To me, they committed fraud upon the game. For me, Mark McGwire and Sosa, did, too, stealing every future legitimate chase of Roger Maris’ single-season home-run record, only to have Bonds then fraudulently take it for himself, hitting 73 in 2001, before later stealing the all-time home run mark of Henry Aaron, perhaps the finest gentleman the game has ever known.
For me, their historic greatness, even their pre-PED Hall of Fame worthy careers, had they played no more, win them no favors given the records they fraudulently stole and who they fraudulently stole them from: all of us.

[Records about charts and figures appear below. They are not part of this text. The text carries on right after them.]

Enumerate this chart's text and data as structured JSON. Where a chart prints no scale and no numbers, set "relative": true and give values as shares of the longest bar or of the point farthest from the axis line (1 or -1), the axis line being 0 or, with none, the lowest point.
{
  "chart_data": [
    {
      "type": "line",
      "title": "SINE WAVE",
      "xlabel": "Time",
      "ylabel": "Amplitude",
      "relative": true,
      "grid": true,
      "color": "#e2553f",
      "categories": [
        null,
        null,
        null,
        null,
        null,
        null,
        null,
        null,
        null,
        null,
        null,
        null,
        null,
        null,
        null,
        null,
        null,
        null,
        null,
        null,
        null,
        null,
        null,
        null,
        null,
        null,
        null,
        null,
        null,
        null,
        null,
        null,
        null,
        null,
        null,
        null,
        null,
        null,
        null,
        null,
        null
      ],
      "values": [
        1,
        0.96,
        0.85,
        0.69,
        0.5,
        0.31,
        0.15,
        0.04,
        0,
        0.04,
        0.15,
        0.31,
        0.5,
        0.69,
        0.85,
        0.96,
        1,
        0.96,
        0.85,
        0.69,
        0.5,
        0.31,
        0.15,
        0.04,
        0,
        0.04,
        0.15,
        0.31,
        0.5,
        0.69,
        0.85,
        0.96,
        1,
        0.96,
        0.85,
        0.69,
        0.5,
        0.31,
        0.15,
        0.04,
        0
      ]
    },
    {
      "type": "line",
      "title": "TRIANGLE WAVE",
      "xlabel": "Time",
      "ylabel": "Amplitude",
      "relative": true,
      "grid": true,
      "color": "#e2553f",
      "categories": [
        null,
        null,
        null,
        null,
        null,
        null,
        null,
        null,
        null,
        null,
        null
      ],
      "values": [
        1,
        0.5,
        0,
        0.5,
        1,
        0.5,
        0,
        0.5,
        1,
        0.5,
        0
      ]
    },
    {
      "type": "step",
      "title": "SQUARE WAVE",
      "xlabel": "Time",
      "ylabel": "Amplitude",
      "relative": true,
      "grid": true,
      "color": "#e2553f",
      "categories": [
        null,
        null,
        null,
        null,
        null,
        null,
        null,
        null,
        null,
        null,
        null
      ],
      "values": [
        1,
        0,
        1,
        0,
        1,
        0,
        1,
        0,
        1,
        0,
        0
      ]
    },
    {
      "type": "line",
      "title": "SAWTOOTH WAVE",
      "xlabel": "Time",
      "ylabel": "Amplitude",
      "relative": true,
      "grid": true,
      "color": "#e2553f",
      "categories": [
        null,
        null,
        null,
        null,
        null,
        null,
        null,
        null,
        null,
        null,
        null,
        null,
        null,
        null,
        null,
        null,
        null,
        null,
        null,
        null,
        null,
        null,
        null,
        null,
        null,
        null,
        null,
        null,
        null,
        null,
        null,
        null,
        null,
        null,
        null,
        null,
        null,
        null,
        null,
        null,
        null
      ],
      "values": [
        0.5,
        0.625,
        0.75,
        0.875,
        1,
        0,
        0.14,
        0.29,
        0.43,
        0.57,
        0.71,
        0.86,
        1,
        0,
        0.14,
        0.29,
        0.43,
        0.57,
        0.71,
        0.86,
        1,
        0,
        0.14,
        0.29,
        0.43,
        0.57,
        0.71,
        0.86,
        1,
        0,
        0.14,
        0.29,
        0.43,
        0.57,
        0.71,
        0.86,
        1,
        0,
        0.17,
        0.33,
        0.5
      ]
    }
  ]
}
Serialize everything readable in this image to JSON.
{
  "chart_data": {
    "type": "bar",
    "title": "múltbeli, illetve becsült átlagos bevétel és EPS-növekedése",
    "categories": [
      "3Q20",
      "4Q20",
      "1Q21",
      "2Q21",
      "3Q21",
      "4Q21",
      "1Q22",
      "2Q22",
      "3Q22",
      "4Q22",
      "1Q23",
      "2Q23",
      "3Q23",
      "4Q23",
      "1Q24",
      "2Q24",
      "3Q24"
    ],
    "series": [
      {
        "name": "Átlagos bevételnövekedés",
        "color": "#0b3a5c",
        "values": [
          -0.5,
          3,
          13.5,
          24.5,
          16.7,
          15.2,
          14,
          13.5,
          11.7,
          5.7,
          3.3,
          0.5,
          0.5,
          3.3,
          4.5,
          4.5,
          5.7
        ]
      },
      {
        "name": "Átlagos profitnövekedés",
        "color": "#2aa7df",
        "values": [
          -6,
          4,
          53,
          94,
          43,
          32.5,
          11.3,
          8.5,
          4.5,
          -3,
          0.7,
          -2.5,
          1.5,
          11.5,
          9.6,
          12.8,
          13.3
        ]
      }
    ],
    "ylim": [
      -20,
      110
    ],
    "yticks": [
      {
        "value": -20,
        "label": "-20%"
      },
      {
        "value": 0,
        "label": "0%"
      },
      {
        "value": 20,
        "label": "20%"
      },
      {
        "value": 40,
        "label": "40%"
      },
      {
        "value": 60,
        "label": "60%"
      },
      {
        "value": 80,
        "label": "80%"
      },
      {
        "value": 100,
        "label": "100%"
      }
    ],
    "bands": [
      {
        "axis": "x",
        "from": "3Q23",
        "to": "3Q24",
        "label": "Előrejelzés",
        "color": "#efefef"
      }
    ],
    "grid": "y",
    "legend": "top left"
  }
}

Yet, the beauty of Tuesday is, while voters who think like me have their vote, so do voters who think like the greatest sportswriter on earth, Joe Posnanski, who believes they must be enshrined for their absolute greatness.
The beauty is there are so many reasons voters want them in and so many reasons voters want them out and each must deal with their own conscience.
Some believe they don’t belong because they used steroids, while others believe they don’t belong because they’ve offered no contrition, admitted nothing and given everybody the middle finger about the whole thing.
Others want them in because the whole game was awash in PEDs, it was the times, and others want them in despite their having cheated the game, because they were still the best and how can you keep the best out?
The beauty is there’s no cookie cutter formula to deem any player Cooperstown worthy, even for performance, to say nothing of their being no systematic application to the request voters take integrity, sportsmanship, character and team contributions into account for each player on the ballot.
The beauty of it is the game’s guardians, the writers, must each decide what it all means and what should be done, and though Bonds and Clemens (and Sosa and McGwire) have their champions, they’ve not had enough to get the call David Ortiz received on Tuesday.
Had they, they’d belong in the club, but they didn’t so they don’t.
It’s not arbitrary, but the collective consciousness of the game, expressed by individuals attempting to honor the game.